For each transaction that the Arkose Labs network protects, one of the most basic signals that we are getting is the IP address of the client that connects to our services. Web security vendors have used this signal for over a decade. But of course, with the sorts of attacks that we are dealing with nowadays, the IP address alone is pretty useless: IP blacklisting or IP rate limiting methods have lost their effectiveness years ago. Still, there is much information we can derive from the IP address:
- Geo-location: where in the world is this IP address located (country, state, city, longitude, latitude, timezone)
- Network: which network the IP address is assigned to (BGP Asynchronous Number - a.k.a ASN), ISP, company name, connection type.
- Reputational: Is the IP address associated with a proxy or VPN service? Is the traffic velocity coming from that IP higher than the norm? Is it commonly used in fraudulent schemes?
At Arkose Labs, we take advantage of the above signals to improve the quality of our decision: we either use it to reinforce other signals and reduce false-negative risks or tune out other signals to reduce false-positive risks.

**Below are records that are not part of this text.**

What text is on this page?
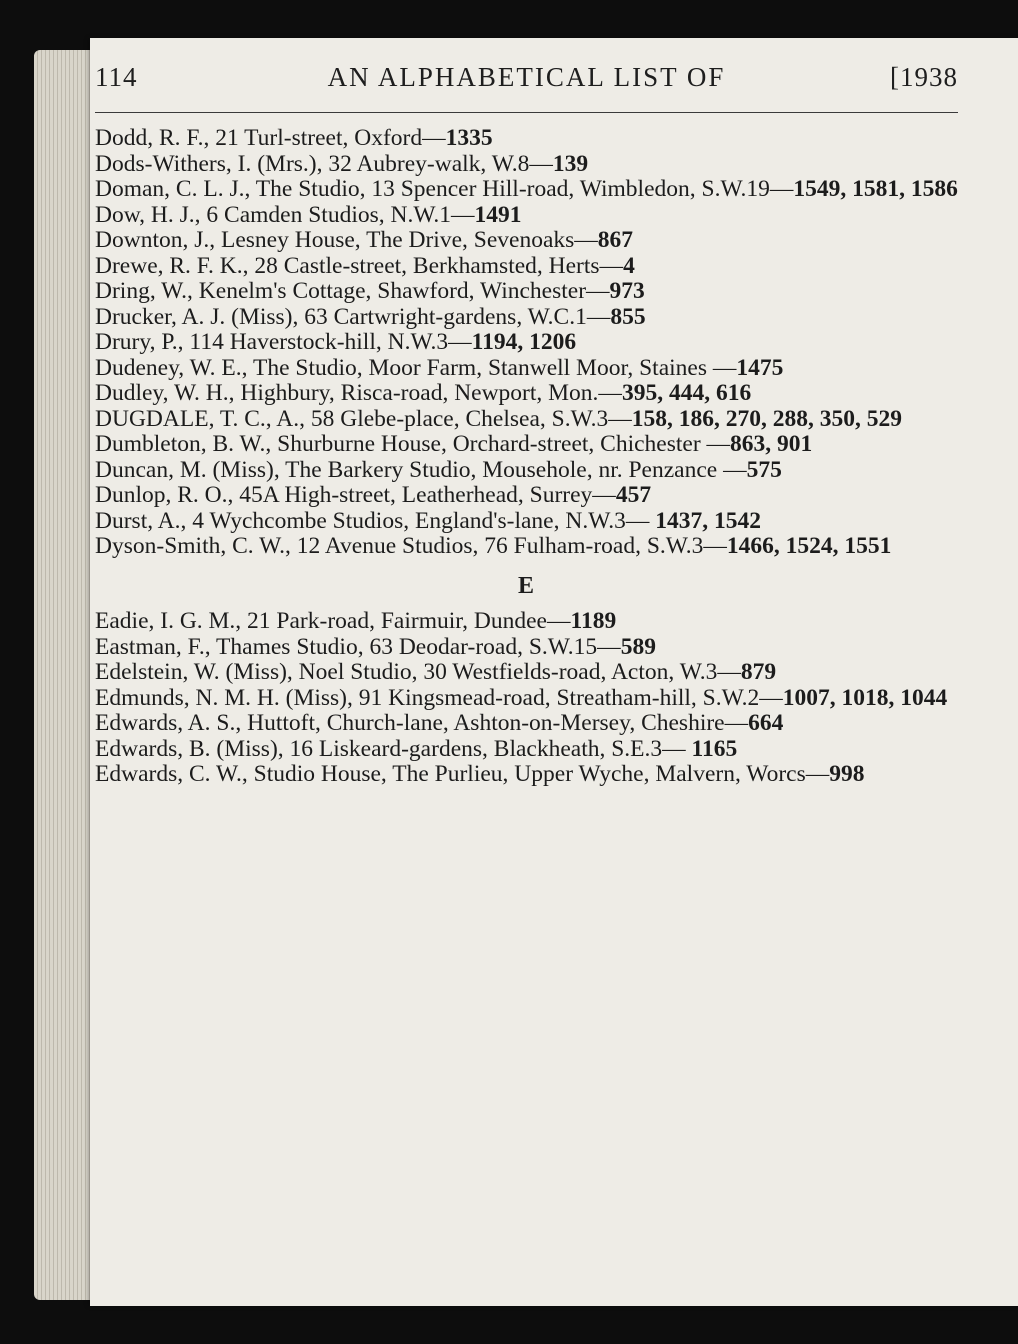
114	AN ALPHABETICAL LIST OF	[1938

Dodd, R. F., 21 Turl-street, Oxford—1335

Dods-Withers, I. (Mrs.), 32 Aubrey-walk, W.8—139

Doman, C. L. J., The Studio, 13 Spencer Hill-road, Wimbledon, S.W.19—1549, 1581, 1586

Dow, H. J., 6 Camden Studios, N.W.1—1491

Downton, J., Lesney House, The Drive, Sevenoaks—867

Drewe, R. F. K., 28 Castle-street, Berkhamsted, Herts—4

Dring, W., Kenelm's Cottage, Shawford, Winchester—973

Drucker, A. J. (Miss), 63 Cartwright-gardens, W.C.1—855

Drury, P., 114 Haverstock-hill, N.W.3—1194, 1206

Dudeney, W. E., The Studio, Moor Farm, Stanwell Moor, Staines —1475

Dudley, W. H., Highbury, Risca-road, Newport, Mon.—395, 444, 616

DUGDALE, T. C., A., 58 Glebe-place, Chelsea, S.W.3—158, 186, 270, 288, 350, 529

Dumbleton, B. W., Shurburne House, Orchard-street, Chichester —863, 901

Duncan, M. (Miss), The Barkery Studio, Mousehole, nr. Penzance —575

Dunlop, R. O., 45A High-street, Leatherhead, Surrey—457

Durst, A., 4 Wychcombe Studios, England's-lane, N.W.3— 1437, 1542

Dyson-Smith, C. W., 12 Avenue Studios, 76 Fulham-road, S.W.3—1466, 1524, 1551

E

Eadie, I. G. M., 21 Park-road, Fairmuir, Dundee—1189

Eastman, F., Thames Studio, 63 Deodar-road, S.W.15—589

Edelstein, W. (Miss), Noel Studio, 30 Westfields-road, Acton, W.3—879

Edmunds, N. M. H. (Miss), 91 Kingsmead-road, Streatham-hill, S.W.2—1007, 1018, 1044

Edwards, A. S., Huttoft, Church-lane, Ashton-on-Mersey, Cheshire—664

Edwards, B. (Miss), 16 Liskeard-gardens, Blackheath, S.E.3— 1165

Edwards, C. W., Studio House, The Purlieu, Upper Wyche, Malvern, Worcs—998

The combination of signals we are getting from the IP intelligence is also sometimes deterministic enough to detect bad traffic on their own. Here’s a few examples that illustrate how we use IP intelligence:
A legitimate client coming from an unexpected location
Often, the data we collect on the client-side with our JavaScript indicates that we’re dealing with a legitimate device. For example, the latest version of Chrome running on a recent 13” MacBook Pro with the latest version of macOS. However, the network and reputation information may tell us a different story: the IP address belongs to a data center, and the overall reputation of the IP is bad. In that case, we probably should challenge this traffic as this is highly unexpected.
A very bad client
Sometimes we see a very strong correlation of all signals going from an invalid device, very bad reputation, high velocity of request and the traffic coming from a data center. For these types of scenarios, it makes sense to challenge the client with some of the most complex strategies.
Fraud farms
Since our product includes a captcha, we regularly see attackers outsourcing the puzzle resolution to semi-legitimate organizations that leverage low-cost labor. We refer to them as “fraud farms”, “sweatshops” or you may also hear the term “click farms”.

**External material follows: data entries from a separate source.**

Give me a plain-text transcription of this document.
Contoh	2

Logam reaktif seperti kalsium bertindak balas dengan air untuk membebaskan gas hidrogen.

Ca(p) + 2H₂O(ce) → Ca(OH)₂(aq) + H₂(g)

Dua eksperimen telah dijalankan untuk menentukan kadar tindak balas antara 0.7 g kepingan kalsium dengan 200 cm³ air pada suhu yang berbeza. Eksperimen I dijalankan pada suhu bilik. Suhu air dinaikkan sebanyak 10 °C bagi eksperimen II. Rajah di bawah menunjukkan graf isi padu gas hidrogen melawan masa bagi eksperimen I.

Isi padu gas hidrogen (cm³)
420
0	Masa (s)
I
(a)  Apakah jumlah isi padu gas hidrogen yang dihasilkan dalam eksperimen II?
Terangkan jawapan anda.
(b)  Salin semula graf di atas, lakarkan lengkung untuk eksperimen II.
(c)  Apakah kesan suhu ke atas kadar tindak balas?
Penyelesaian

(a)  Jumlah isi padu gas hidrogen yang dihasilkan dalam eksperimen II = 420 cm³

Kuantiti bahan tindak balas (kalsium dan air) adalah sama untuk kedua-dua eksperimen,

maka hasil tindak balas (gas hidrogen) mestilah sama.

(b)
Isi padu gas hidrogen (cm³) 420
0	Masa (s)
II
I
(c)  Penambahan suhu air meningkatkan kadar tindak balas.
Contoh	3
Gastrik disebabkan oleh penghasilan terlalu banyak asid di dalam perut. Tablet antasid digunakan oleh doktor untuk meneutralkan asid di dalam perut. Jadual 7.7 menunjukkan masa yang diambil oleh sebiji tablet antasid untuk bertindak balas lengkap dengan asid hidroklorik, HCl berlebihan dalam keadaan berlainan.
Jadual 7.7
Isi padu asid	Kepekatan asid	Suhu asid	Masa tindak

Low-cost labor is usually sourced from developing countries like Vietnam, the Philippines, China, Bangladesh, to name a few where earning 50 cents per hour still makes financial sense. As you can guess, the country the IP is located in is then important, coupled with a low-end device and a bad IP reputation (because of the significant amount of traffic) can help us decide to apply more pressure on this traffic resulting in the fraud farm worker having to play more rounds on more difficult games to complete the task.
IP intelligence is also very valuable to understand the attacker’s strategy and the resources they employ. It’s very common to see botnets that consist of well over 10,000 nodes. For the most simple setup, we see a distribution of those nodes in a couple of countries or networks. But more often, we see a quasi-global distribution of the traffic. Also, where in the past, deployment of these botnets within data centers was more common, attackers are shifting more and more to take advantage of the proliferation of proxy services worldwide. Some of the proxy services like BrightData (formerly Luminati), Soax.com, OxyLabs, or Storm Proxies include residential and mobile IP at a premium, further blurring the line between what’s legitimate and suspicious. Not necessarily good news for us web security vendors but understanding how attackers operate is hugely important so that we can design the next generation of our detection engine.
In summary, IP intelligence on its own is generally not enough as an effective detection strategy. However, it is a very valuable source of contextual information that when combined with other data sources can be effectively used to build accurate and reliable detection methods.